I Verbaud sono una band volenterosa, qui al primo album, di rock italiano, che si segnala per atmosfere alla Afterhours e Marlene Kuntz, anche se vengono fuori qua e là sprazzi di ricerca di una identità individuale e autonoma. Peccato che questa identità venga ricercata nella direzione dell’intellettualismo a tutti i costi (come capita purtroppo a molte band italiane, che per il solo fatto di sapersi distinguere dalla marmaglia commerciale targata Italia pensano perciò di essere i Pink Floyd), con testi che vorrebbero essere ermetici ma sono solo incomprensibili e spesso senza significato, con immagini e grafica ricercati e ultrastudiati, con richiami ai poeti maledetti (Verlaine e Rimbaud, ovviamente) che francamente potevano rimanere a godere del loro meritato riposo eterno senza essere scomodati così.

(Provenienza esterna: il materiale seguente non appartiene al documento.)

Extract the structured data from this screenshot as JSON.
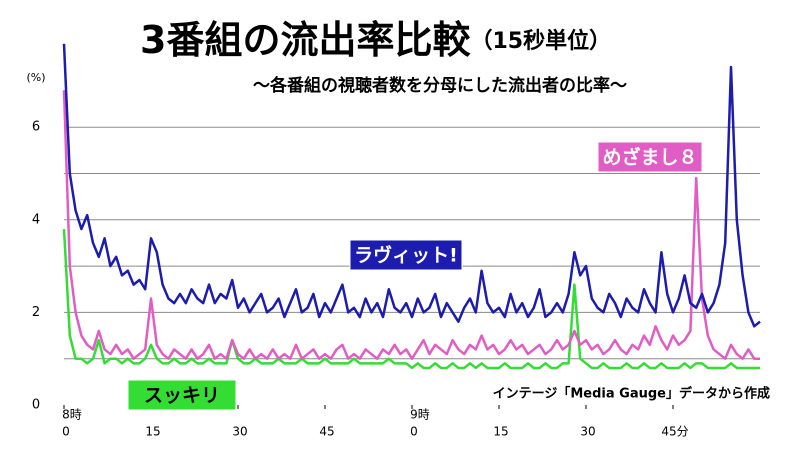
{
  "chart_data": {
    "type": "line",
    "title": "3番組の流出率比較",
    "title_note": "（15秒単位）",
    "subtitle": "～各番組の視聴者数を分母にした流出者の比率～",
    "y_unit": "(%)",
    "source": "インテージ「Media Gauge」データから作成",
    "xlim": [
      0,
      120
    ],
    "xticks": [
      0,
      15,
      30,
      45,
      {
        "value": 60,
        "label": "0"
      },
      {
        "value": 75,
        "label": "15"
      },
      {
        "value": 90,
        "label": "30"
      },
      {
        "value": 105,
        "label": "45分"
      }
    ],
    "hour_labels": [
      {
        "value": 0,
        "label": "8時"
      },
      {
        "value": 60,
        "label": "9時"
      }
    ],
    "ylim": [
      0,
      7.3
    ],
    "yticks": [
      0,
      2,
      4,
      6
    ],
    "minor_yticks": [
      1,
      3,
      5
    ],
    "grid": true,
    "x": [
      0,
      1,
      2,
      3,
      4,
      5,
      6,
      7,
      8,
      9,
      10,
      11,
      12,
      13,
      14,
      15,
      16,
      17,
      18,
      19,
      20,
      21,
      22,
      23,
      24,
      25,
      26,
      27,
      28,
      29,
      30,
      31,
      32,
      33,
      34,
      35,
      36,
      37,
      38,
      39,
      40,
      41,
      42,
      43,
      44,
      45,
      46,
      47,
      48,
      49,
      50,
      51,
      52,
      53,
      54,
      55,
      56,
      57,
      58,
      59,
      60,
      61,
      62,
      63,
      64,
      65,
      66,
      67,
      68,
      69,
      70,
      71,
      72,
      73,
      74,
      75,
      76,
      77,
      78,
      79,
      80,
      81,
      82,
      83,
      84,
      85,
      86,
      87,
      88,
      89,
      90,
      91,
      92,
      93,
      94,
      95,
      96,
      97,
      98,
      99,
      100,
      101,
      102,
      103,
      104,
      105,
      106,
      107,
      108,
      109,
      110,
      111,
      112,
      113,
      114,
      115,
      116,
      117,
      118,
      119,
      120
    ],
    "series": [
      {
        "name": "ラヴィット!",
        "color": "#1c1cae",
        "values": [
          7.8,
          5.0,
          4.2,
          3.8,
          4.1,
          3.5,
          3.2,
          3.6,
          3.0,
          3.2,
          2.8,
          2.9,
          2.6,
          2.7,
          2.5,
          3.6,
          3.3,
          2.6,
          2.3,
          2.2,
          2.4,
          2.2,
          2.5,
          2.3,
          2.2,
          2.6,
          2.2,
          2.4,
          2.3,
          2.7,
          2.1,
          2.3,
          2.0,
          2.2,
          2.4,
          2.0,
          2.1,
          2.3,
          1.9,
          2.2,
          2.5,
          2.0,
          2.1,
          2.4,
          1.9,
          2.2,
          2.0,
          2.3,
          2.6,
          2.0,
          2.1,
          1.9,
          2.3,
          2.0,
          2.2,
          1.9,
          2.5,
          2.1,
          2.0,
          2.2,
          1.9,
          2.3,
          2.0,
          2.1,
          2.4,
          1.9,
          2.2,
          2.0,
          1.8,
          2.1,
          2.3,
          2.0,
          2.9,
          2.2,
          2.0,
          2.1,
          1.9,
          2.4,
          2.0,
          2.2,
          1.9,
          2.1,
          2.5,
          1.9,
          2.0,
          2.2,
          2.0,
          2.4,
          3.3,
          2.8,
          3.0,
          2.3,
          2.1,
          2.0,
          2.4,
          2.2,
          1.9,
          2.3,
          2.1,
          2.0,
          2.5,
          2.2,
          2.0,
          3.3,
          2.4,
          2.0,
          2.3,
          2.8,
          2.2,
          2.1,
          2.4,
          2.0,
          2.2,
          2.6,
          3.5,
          7.3,
          4.0,
          2.8,
          2.0,
          1.7,
          1.8
        ]
      },
      {
        "name": "めざまし８",
        "color": "#e25cc6",
        "values": [
          6.8,
          3.0,
          2.0,
          1.5,
          1.3,
          1.2,
          1.6,
          1.2,
          1.1,
          1.3,
          1.1,
          1.2,
          1.0,
          1.1,
          1.2,
          2.3,
          1.3,
          1.1,
          1.0,
          1.2,
          1.1,
          1.0,
          1.2,
          1.0,
          1.1,
          1.3,
          1.0,
          1.1,
          1.0,
          1.4,
          1.1,
          1.0,
          1.2,
          1.0,
          1.1,
          1.0,
          1.2,
          1.0,
          1.1,
          1.0,
          1.3,
          1.0,
          1.1,
          1.2,
          1.0,
          1.1,
          1.0,
          1.2,
          1.3,
          1.0,
          1.1,
          1.0,
          1.2,
          1.1,
          1.0,
          1.2,
          1.1,
          1.3,
          1.1,
          1.2,
          1.0,
          1.2,
          1.4,
          1.1,
          1.3,
          1.2,
          1.1,
          1.4,
          1.2,
          1.1,
          1.3,
          1.2,
          1.5,
          1.2,
          1.3,
          1.1,
          1.2,
          1.4,
          1.2,
          1.3,
          1.1,
          1.2,
          1.3,
          1.1,
          1.2,
          1.4,
          1.2,
          1.3,
          1.6,
          1.3,
          1.4,
          1.2,
          1.3,
          1.1,
          1.2,
          1.4,
          1.2,
          1.1,
          1.3,
          1.2,
          1.5,
          1.3,
          1.7,
          1.4,
          1.2,
          1.5,
          1.3,
          1.4,
          1.6,
          4.9,
          2.3,
          1.5,
          1.2,
          1.1,
          1.0,
          1.3,
          1.1,
          1.0,
          1.2,
          1.0,
          1.0
        ]
      },
      {
        "name": "スッキリ",
        "color": "#33dd33",
        "values": [
          3.8,
          1.5,
          1.0,
          1.0,
          0.9,
          1.0,
          1.4,
          0.9,
          1.0,
          1.0,
          0.9,
          1.0,
          0.9,
          0.9,
          1.0,
          1.3,
          1.0,
          0.9,
          0.9,
          1.0,
          0.9,
          0.9,
          1.0,
          0.9,
          0.9,
          1.0,
          0.9,
          0.9,
          0.9,
          1.4,
          1.0,
          0.9,
          0.9,
          1.0,
          0.9,
          0.9,
          0.9,
          1.0,
          0.9,
          0.9,
          0.9,
          1.0,
          0.9,
          0.9,
          0.9,
          1.0,
          0.9,
          0.9,
          0.9,
          0.9,
          1.0,
          0.9,
          0.9,
          0.9,
          0.9,
          0.9,
          1.0,
          0.9,
          0.9,
          0.9,
          0.8,
          0.9,
          0.8,
          0.8,
          0.9,
          0.8,
          0.8,
          0.9,
          0.8,
          0.8,
          0.9,
          0.8,
          0.9,
          0.8,
          0.8,
          0.8,
          0.9,
          0.8,
          0.8,
          0.8,
          0.9,
          0.8,
          0.8,
          0.9,
          0.8,
          0.8,
          0.9,
          0.9,
          2.6,
          1.0,
          0.9,
          0.8,
          0.8,
          0.9,
          0.8,
          0.8,
          0.8,
          0.9,
          0.8,
          0.8,
          0.9,
          0.8,
          0.8,
          0.9,
          0.8,
          0.8,
          0.8,
          0.9,
          0.8,
          0.9,
          0.9,
          0.8,
          0.8,
          0.8,
          0.8,
          0.9,
          0.8,
          0.8,
          0.8,
          0.8,
          0.8
        ]
      }
    ]
  }
}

Le capacità musicali non mancano, effettivamente: la tecnica c’è, e si sente, l’inventiva pure: solo che si perde poi nella dinamica complessiva che resta quella trita e ritrita delle due chitarre distorte, ben sorrette da batteria e basso, senza sprecarsi nella ricerca di qualche sonorità più originale che pure i Verbaud sarebbero capaci di offrire. La voce regge ed è suadente: ma spesso ricerca la distorsione gracchiante, quando invece, nella sua limpidità attrae molto di più.
Non mancano nemmeno i possibili “singoli” con cui essere lanciati nel mercato: Plastica, ad esempio, è di sicuro ed immediato effetto, come pure Guggenheim, o la tesa Giorno Unico, ma poi nel finale l’album muore un po’ con pezzi come Vuoto, Cieli Grigi, Le mani, che non sembrano molto ispirati.
Ma parliamo comunque di una discreta qualità complessiva, specie se il livello di riferimento è il rock italiano, dunque bisogna incoraggiare: basterà seguire le linee più ispirate di alcuni pezzi (Sostanza per esempio è un bell’incompiuto) e non cercare a tutti i costi la distorsione e la durezza, quanto invece l’originalità del sound. Ma già così è un buon inizio.